We present an analysis of the overall publishing landscape in the period 1500-1800 based on comprehensive harmonization and joint analysis of four large bibliographic catalogs. This has allowed us to assess publishing activity beyond what is accessible by the use of national catalogs alone. In addition to the historical analysis of knowledge production trends, we are releasing the openly licensed source code for catalog harmonization, and a notable improved version of the Finnish national bibliography, Fennica. This code and data release demonstrate the potential of our approach for research use of library catalogs, and the essential role that data harmonization and integration plays in this process.
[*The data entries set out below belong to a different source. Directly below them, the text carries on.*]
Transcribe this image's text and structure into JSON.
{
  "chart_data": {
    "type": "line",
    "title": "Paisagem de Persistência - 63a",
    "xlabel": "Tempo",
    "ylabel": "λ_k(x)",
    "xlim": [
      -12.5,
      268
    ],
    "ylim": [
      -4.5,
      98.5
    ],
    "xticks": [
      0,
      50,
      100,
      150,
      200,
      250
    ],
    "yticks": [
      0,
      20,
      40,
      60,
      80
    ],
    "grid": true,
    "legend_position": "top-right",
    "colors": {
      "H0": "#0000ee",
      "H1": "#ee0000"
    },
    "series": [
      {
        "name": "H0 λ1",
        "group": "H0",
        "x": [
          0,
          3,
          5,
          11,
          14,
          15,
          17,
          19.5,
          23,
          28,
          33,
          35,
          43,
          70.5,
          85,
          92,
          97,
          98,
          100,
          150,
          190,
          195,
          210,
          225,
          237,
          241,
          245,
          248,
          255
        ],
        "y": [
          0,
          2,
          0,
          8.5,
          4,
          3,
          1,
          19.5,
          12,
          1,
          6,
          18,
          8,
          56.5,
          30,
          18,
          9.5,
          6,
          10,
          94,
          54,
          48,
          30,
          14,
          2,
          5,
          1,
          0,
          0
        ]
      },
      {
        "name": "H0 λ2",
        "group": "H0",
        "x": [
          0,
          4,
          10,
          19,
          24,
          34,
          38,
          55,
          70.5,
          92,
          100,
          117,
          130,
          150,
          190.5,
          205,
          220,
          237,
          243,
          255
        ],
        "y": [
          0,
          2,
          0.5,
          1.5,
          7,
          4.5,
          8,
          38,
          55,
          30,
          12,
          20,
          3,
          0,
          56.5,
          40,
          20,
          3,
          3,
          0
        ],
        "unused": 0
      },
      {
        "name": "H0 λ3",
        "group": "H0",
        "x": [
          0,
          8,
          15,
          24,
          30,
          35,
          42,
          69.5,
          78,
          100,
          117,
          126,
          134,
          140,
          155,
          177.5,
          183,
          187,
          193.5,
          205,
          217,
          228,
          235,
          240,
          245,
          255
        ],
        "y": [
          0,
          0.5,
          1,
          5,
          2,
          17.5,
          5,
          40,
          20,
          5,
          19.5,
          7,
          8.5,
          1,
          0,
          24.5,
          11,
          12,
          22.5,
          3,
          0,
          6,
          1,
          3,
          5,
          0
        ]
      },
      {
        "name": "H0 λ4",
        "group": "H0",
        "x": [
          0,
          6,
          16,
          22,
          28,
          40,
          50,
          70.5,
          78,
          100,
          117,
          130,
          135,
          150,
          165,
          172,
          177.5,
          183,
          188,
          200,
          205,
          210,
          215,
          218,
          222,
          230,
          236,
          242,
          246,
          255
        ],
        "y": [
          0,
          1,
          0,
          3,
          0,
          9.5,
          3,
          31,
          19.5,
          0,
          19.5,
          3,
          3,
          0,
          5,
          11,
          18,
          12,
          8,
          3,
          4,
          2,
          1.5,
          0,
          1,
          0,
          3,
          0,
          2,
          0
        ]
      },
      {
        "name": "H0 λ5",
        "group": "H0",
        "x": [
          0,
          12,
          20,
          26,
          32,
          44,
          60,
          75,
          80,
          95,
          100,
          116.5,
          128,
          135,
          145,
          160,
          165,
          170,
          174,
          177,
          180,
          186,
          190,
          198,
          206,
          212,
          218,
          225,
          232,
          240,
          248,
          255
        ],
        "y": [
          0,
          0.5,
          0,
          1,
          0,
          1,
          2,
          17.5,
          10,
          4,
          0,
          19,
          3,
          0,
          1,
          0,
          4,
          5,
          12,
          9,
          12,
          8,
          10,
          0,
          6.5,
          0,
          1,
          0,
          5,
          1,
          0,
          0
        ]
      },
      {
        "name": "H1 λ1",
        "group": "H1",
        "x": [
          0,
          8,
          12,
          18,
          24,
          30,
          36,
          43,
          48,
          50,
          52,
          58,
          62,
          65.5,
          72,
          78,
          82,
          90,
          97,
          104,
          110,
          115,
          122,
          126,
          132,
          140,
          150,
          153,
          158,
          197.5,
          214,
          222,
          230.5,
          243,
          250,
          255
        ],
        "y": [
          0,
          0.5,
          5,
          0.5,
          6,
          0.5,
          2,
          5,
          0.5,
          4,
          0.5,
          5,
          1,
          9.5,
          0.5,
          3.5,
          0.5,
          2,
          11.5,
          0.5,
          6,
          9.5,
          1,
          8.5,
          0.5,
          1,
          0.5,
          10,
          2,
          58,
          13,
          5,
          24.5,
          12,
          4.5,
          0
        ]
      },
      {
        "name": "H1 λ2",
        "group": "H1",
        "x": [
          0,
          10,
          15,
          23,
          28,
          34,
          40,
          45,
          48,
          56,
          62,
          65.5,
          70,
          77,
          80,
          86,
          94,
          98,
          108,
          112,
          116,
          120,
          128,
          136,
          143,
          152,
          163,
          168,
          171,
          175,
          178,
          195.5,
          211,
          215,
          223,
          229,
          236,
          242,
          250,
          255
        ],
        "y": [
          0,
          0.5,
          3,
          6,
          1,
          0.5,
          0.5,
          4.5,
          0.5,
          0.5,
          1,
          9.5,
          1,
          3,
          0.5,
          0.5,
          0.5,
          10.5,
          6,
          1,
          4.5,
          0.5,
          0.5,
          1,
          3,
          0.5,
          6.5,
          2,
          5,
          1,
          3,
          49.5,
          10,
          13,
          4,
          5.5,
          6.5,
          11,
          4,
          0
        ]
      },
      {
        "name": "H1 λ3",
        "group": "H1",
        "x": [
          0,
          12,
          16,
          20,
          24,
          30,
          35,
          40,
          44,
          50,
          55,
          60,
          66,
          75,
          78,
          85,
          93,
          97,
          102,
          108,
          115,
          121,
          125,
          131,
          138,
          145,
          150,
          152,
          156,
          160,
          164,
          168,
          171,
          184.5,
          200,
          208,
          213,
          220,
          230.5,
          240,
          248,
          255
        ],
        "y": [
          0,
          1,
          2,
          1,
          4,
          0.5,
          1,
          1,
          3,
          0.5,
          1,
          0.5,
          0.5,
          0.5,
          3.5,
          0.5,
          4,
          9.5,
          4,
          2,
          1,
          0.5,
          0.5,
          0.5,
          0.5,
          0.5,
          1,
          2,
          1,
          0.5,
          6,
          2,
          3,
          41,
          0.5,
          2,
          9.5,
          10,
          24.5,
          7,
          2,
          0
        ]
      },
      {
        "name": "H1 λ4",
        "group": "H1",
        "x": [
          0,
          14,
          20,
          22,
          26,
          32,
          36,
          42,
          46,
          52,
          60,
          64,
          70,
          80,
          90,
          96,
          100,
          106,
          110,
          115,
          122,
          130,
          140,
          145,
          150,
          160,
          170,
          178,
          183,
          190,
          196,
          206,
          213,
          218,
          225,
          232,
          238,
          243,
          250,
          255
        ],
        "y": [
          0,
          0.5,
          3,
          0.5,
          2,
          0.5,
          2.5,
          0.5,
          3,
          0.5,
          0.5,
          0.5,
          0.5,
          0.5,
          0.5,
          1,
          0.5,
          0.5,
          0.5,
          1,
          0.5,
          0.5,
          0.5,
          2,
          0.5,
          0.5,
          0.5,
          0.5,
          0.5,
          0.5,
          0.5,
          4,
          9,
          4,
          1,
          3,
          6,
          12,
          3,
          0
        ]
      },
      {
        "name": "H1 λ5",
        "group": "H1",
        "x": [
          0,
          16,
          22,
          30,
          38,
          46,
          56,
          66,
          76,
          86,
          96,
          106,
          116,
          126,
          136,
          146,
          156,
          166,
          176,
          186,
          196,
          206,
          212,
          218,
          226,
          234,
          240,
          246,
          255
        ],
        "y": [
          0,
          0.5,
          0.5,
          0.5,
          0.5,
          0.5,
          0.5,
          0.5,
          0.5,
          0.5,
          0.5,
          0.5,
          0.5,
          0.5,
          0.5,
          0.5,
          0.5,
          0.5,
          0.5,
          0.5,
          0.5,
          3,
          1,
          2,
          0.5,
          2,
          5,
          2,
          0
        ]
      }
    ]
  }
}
The work directly addresses multiple aspects that are relevant to the CCQ journal in general, and the special issue on national bibliographies in particular. This work demonstrates how comprehensive data harmonization is essential for accurate and useful data retrieval tasks and relevant for the overall usability of the catalogue information, and how the available classification and subject analyses, geographical information, and other data can be utilized, augmented, enriched and validated based on auxiliary information sources.information sources, such as digital maps for instance. Integration of national bibliographies, special collections, and archives is relevant for international aspects of digital cataloging. As such the work highlights specific bottlenecks and shortcomings in the available cataloging and classification information, and can therefore provide relevant information for education, training, and management of cataloguing. Finally, we demonstrate how bibliographic catalog records can be used as a digital research resource, rather than a mere information retrieval tool.